Esta característica faz dele uma personalidade bastante volúvel e parece ter sido isso que Macron quis salientar na sua observação. Como quem diz que é possível influenciar o Presidente americano, uma vez que ele é por natureza uma pessoa influenciável, já que não tem ideologia, nem pensamento autónomo, nem experiência política. A tese tem feito caminho na América (e no estrangeiro) e muitos republicanos que hoje apoiam Trump fazem-no na presunção, na esperança, de que é possível evitar as piores decisões se se for eficaz a persuadi-lo das melhores soluções.
Esta é também a posição da União Europeia, cuja responsável para a Política Externa, Federica Mogherini, se tem esforçado por manter um diálogo o mais estreito possível com representantes da administração Trump no sentido de os sensibilizar para a importância das relações transatlânticas em todas as suas vertentes. Isso mesmo revelou, aliás, esta terça-feira, o embaixador da UE junto das Nações Unidas, em entrevista à Renascença.
João Vale de Almeida, o português que desempenha actualmente estas funções, entende que “não estamos no fim do caminho em termos de posições desta administração americana, que ainda há evolução possível” e por isso defende como “conveniente que continuemos a falar com os americanos”.
É certo que as declarações de Merkel em Munique, no domingo, não excluem a continuação do diálogo com Washington, nem tão-pouco a amizade, que de resto fez questão de referir como algo que é necessário manter.
Mas não deixa de ser sintomático que tenha sido justamente a dirigente europeia mais ponderada, mais prudente, mais experiente, a primeira a perder a esperança numa evolução positiva da administração americana e a proclamar a necessidade de os europeus repensarem a sua defesa no contexto da NATO.
Porque é isso que significa a declaração de Merkel. Sem rodeios, a chanceler veio dizer que chegou a hora de os europeus lutarem pelo seu futuro, pelo seu destino, e que foi isso que ela percebeu nos dois dias em que conviveu com Trump.
Não é, naturalmente, o fim da NATO, a ruptura da aliança transatlântica, mas é a intuição, a percepção, de que com Trump na Casa Branca as tensões e as rivalidades na aliança vão sobrepor-se sempre à cooperação aberta e franca.

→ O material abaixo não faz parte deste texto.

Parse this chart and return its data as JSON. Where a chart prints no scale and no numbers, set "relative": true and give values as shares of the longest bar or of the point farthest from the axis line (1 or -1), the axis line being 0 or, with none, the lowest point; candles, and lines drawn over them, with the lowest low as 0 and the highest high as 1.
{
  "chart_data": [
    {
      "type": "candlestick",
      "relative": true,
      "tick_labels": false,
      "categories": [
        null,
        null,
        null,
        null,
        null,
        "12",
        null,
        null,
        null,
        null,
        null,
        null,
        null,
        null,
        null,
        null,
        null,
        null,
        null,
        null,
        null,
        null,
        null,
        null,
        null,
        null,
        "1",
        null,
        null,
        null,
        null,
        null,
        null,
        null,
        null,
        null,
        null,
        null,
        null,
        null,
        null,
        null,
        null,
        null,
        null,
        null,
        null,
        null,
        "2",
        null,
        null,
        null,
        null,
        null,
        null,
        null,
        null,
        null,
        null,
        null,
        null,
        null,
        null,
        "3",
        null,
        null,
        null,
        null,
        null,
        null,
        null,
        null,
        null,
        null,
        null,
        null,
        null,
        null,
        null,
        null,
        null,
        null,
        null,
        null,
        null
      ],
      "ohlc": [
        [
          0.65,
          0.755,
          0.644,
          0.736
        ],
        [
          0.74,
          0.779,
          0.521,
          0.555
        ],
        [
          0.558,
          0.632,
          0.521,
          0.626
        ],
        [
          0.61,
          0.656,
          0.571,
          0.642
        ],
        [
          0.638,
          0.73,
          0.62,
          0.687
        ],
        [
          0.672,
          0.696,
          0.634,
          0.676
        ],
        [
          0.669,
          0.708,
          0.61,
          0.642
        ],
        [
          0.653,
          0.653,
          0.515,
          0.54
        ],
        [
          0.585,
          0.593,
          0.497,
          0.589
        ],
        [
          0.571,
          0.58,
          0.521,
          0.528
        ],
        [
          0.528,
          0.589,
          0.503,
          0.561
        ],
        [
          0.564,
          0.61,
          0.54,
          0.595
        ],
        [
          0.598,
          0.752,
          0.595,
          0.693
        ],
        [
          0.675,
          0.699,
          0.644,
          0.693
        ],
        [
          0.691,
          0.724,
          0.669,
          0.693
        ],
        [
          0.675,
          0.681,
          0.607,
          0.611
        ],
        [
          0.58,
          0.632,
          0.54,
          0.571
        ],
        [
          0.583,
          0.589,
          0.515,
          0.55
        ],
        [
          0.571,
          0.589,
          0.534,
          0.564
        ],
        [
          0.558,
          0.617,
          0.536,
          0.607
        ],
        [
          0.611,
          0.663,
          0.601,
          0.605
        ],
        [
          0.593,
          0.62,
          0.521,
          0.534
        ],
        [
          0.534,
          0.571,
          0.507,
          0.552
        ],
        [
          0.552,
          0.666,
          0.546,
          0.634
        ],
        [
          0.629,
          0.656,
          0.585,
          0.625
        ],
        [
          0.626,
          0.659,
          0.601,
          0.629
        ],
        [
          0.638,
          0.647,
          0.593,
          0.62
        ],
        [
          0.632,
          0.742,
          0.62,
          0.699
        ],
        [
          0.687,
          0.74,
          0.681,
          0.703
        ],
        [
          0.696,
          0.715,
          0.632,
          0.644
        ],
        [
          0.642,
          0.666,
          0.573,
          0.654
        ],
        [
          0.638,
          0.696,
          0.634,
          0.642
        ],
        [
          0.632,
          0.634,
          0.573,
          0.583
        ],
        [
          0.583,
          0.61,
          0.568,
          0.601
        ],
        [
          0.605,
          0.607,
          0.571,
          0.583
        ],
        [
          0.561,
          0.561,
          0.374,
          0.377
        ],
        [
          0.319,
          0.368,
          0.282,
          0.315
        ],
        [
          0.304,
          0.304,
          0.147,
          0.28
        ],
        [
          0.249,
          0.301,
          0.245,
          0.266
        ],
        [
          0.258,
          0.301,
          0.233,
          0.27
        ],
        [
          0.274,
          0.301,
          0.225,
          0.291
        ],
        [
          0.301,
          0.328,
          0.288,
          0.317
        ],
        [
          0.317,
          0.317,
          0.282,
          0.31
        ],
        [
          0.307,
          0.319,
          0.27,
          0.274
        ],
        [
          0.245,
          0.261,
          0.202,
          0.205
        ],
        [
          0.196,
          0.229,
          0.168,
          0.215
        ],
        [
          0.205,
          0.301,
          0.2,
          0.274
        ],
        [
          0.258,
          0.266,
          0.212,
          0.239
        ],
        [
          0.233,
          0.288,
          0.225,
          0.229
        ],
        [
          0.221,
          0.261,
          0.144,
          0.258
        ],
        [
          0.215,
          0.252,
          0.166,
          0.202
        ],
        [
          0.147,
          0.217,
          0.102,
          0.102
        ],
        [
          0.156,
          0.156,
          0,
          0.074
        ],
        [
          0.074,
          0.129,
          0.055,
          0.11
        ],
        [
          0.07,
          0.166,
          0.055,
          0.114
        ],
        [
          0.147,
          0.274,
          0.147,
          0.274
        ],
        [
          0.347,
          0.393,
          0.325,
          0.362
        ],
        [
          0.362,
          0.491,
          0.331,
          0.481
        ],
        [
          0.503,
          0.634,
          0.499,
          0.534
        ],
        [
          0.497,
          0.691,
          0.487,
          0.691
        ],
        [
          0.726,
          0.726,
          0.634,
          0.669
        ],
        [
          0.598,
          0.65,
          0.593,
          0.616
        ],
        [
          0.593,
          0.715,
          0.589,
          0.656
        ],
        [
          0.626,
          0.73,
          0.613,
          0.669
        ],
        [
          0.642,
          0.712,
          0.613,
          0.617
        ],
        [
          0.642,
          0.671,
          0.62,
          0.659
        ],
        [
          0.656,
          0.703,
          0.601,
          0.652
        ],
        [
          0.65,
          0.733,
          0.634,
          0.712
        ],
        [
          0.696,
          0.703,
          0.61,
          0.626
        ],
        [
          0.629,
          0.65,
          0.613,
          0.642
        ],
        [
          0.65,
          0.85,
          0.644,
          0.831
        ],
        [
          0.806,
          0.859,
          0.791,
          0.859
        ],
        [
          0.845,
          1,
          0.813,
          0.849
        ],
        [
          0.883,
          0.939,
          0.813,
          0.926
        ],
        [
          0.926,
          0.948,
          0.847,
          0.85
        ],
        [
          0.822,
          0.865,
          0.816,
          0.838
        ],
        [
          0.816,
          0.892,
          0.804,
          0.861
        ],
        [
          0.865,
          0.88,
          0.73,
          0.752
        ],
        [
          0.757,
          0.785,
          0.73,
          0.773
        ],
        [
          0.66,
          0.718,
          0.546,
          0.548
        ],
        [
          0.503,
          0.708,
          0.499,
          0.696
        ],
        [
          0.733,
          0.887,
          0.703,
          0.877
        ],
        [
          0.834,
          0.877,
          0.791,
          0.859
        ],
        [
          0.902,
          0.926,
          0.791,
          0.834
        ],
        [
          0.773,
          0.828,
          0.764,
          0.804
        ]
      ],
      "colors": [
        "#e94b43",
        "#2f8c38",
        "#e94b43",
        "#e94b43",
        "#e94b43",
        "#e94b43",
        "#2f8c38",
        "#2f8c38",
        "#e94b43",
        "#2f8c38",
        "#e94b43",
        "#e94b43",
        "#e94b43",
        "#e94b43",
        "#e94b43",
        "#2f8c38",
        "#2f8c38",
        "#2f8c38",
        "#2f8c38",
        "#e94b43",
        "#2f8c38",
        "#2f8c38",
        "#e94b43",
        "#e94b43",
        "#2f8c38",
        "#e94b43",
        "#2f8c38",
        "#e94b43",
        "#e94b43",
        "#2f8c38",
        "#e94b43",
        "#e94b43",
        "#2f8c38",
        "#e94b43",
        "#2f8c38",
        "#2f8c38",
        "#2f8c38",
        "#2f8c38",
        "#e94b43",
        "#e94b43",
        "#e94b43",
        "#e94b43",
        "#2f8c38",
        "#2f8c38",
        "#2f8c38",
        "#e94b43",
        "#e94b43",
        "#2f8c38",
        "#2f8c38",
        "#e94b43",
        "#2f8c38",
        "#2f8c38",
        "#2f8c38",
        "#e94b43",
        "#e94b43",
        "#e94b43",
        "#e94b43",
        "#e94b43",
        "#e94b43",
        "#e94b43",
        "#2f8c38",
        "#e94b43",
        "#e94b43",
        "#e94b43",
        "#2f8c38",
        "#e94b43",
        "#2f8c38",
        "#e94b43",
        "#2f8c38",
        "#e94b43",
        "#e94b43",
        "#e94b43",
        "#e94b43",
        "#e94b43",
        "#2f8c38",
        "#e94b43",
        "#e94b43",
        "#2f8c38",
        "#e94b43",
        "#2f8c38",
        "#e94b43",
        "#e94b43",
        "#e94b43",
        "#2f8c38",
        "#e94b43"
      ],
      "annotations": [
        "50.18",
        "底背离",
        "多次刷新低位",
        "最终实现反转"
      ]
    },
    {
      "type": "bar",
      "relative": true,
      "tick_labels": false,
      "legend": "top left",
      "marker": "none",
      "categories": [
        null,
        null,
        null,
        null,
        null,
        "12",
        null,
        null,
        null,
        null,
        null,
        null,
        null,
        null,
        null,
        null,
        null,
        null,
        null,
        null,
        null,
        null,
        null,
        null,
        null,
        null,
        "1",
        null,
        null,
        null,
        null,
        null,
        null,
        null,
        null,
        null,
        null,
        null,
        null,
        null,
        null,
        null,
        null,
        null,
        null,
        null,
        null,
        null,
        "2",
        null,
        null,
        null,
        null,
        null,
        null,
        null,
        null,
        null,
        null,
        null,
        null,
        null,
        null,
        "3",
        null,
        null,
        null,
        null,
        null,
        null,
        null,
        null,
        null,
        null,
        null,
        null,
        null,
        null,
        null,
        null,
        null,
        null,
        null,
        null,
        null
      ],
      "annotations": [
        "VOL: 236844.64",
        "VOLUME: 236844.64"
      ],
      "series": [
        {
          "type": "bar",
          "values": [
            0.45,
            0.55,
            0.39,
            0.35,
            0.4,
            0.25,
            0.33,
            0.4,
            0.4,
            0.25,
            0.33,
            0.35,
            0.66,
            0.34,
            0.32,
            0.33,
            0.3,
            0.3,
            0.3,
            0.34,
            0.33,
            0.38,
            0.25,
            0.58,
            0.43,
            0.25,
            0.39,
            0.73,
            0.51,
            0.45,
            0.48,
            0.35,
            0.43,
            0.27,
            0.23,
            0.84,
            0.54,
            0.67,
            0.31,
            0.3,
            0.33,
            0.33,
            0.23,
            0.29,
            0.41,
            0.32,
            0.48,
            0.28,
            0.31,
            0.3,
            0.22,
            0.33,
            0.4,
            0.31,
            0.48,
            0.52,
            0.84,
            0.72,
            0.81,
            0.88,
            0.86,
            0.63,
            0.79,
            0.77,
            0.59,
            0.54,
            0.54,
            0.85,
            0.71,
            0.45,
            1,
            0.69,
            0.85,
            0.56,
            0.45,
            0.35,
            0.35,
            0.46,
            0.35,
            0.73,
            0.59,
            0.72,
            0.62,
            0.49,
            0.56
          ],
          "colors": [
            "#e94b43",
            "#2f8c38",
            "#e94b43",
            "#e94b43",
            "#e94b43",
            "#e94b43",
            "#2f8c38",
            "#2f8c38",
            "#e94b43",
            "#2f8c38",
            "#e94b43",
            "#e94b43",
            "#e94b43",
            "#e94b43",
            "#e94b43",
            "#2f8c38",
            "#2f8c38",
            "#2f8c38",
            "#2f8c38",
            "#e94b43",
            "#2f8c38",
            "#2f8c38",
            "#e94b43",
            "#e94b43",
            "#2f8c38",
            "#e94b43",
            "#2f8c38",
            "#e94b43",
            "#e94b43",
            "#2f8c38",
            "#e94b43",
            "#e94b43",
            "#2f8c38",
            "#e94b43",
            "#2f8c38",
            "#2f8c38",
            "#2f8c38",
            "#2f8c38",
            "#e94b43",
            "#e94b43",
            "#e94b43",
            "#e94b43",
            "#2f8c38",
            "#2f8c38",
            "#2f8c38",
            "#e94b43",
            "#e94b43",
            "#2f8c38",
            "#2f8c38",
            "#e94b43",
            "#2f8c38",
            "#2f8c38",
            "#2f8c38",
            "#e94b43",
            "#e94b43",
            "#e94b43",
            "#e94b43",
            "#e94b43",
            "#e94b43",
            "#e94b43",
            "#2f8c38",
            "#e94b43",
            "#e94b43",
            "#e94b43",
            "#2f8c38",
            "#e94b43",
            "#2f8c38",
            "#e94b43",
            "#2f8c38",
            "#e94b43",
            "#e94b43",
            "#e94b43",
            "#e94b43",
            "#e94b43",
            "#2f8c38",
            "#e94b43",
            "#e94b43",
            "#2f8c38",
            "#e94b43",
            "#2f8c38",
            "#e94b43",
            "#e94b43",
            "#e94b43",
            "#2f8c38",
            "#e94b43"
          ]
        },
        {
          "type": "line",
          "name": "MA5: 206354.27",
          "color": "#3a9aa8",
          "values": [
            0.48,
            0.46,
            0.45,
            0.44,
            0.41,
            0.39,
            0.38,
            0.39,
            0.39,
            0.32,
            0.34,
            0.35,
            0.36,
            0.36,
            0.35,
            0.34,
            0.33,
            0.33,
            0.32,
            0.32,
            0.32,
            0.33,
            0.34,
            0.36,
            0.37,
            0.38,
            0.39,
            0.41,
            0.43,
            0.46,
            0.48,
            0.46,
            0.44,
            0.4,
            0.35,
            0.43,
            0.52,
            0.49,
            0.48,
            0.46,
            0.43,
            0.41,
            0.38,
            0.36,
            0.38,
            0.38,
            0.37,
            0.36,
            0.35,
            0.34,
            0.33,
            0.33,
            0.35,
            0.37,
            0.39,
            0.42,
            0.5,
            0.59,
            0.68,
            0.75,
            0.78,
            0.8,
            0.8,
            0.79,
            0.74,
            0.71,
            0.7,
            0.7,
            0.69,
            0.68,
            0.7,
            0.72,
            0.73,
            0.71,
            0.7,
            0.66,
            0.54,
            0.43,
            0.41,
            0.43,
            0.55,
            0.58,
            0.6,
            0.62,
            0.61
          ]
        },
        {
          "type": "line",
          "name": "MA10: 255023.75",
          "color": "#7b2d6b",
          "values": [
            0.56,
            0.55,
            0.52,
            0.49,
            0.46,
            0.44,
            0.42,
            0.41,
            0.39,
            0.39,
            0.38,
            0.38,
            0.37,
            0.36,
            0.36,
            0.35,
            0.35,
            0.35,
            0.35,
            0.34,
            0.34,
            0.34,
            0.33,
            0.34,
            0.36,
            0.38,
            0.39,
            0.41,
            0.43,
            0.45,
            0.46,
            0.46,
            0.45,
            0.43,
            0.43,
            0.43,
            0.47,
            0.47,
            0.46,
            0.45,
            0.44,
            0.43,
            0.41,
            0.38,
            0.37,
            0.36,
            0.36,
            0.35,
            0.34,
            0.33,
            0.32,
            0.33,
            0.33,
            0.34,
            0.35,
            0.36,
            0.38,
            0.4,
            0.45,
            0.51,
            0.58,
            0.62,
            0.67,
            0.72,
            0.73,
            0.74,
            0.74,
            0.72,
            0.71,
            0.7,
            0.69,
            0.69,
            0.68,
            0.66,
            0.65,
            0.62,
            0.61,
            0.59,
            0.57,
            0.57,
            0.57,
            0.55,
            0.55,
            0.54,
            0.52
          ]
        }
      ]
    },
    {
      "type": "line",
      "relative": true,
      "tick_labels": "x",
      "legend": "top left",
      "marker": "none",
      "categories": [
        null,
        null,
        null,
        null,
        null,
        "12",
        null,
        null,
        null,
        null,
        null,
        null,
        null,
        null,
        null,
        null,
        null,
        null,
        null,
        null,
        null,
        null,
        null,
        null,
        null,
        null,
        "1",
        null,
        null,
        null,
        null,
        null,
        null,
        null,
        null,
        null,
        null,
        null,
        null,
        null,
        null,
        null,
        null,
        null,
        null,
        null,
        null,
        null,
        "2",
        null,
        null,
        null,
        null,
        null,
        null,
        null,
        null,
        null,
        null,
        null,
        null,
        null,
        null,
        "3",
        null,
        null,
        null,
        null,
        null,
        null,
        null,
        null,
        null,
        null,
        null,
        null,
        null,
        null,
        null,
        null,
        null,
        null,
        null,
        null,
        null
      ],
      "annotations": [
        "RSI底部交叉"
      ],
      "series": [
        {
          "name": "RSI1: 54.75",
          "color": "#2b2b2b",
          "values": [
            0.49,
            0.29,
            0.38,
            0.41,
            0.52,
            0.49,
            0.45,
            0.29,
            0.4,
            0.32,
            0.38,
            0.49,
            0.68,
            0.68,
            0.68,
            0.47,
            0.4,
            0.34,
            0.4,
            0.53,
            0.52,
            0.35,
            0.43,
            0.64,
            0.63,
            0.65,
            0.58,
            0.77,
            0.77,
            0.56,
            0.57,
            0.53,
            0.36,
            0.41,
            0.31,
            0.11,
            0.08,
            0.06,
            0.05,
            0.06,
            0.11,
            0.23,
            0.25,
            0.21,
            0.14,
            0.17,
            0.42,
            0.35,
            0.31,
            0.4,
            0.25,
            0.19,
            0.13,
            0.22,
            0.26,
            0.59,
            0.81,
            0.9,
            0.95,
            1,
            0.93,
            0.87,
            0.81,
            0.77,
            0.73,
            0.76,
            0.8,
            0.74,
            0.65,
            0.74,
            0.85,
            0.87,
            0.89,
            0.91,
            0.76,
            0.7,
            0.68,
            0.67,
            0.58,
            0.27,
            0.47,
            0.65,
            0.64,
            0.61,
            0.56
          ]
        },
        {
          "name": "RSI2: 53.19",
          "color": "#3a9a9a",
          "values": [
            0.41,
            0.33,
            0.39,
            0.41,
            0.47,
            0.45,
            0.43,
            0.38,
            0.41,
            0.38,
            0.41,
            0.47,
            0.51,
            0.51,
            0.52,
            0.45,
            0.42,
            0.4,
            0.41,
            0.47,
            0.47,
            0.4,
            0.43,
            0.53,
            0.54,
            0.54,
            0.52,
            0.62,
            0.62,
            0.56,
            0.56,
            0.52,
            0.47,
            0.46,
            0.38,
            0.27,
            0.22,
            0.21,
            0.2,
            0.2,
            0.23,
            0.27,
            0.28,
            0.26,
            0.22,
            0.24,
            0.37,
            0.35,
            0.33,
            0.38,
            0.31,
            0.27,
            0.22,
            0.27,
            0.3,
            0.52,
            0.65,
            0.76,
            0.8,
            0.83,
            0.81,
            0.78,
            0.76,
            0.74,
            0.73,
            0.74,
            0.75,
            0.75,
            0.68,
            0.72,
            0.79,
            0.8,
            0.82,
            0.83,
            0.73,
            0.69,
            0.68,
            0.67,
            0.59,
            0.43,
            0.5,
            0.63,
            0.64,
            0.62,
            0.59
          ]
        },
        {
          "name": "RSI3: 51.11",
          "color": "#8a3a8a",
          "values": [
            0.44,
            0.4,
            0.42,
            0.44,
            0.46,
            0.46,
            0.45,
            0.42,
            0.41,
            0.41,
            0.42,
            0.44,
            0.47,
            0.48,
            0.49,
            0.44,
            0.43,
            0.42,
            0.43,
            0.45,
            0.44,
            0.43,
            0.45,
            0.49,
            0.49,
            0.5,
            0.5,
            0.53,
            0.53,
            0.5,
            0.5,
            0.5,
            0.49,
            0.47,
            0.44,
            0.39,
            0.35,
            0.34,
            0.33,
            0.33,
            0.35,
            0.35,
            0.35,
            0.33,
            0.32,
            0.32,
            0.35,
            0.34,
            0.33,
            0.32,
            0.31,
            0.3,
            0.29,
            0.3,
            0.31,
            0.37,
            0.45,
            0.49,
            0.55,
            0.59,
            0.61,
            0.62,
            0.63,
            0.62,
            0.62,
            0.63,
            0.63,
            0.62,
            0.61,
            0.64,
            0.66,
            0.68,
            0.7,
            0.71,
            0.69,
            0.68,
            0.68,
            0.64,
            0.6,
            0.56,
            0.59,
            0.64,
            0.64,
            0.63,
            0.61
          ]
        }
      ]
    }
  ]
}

O Presidente americano olhará sempre para os países aliados como rivais que querem disputar-lhe influência no mundo e sacar-lhe dinheiro dos cofres. Trump vê a NATO mais como uma herança incómoda que tem de aturar do que como uma aliança determinante para os EUA e para o Ocidente. Mais como um conjunto de países militarmente fracos ou irrelevantes que se acobertam à sombra (e à custa) do gigante americano do que como uma aliança de gente que partilha valores como a liberdade e a democracia.
Trump não tem ideologia, mas tem algumas ideias fixas e uma delas é o unilateralismo. Como tal, olhará sempre para os outros países como potenciais rivais, sejam eles ocidentais ou não, grandes ou pequenos, respeitadores dos valores liberais ou não. O único momento em que suspende esta convicção é quando faz bons negócios - nesse momento todos são “amigos”.
Foi isso que Merkel percebeu nas duas cimeiras que teve com Trump. Percebeu que, enquanto Trump ocupar a Casa Branca, os europeus têm de lidar com Washington como um rival e agir como um bloco unido com interesses distintos dos EUA.
Não é tarefa fácil, mas é tarefa indispensável. Que tenha sido a chanceler alemã a apontar o caminho não deve surpreender ninguém.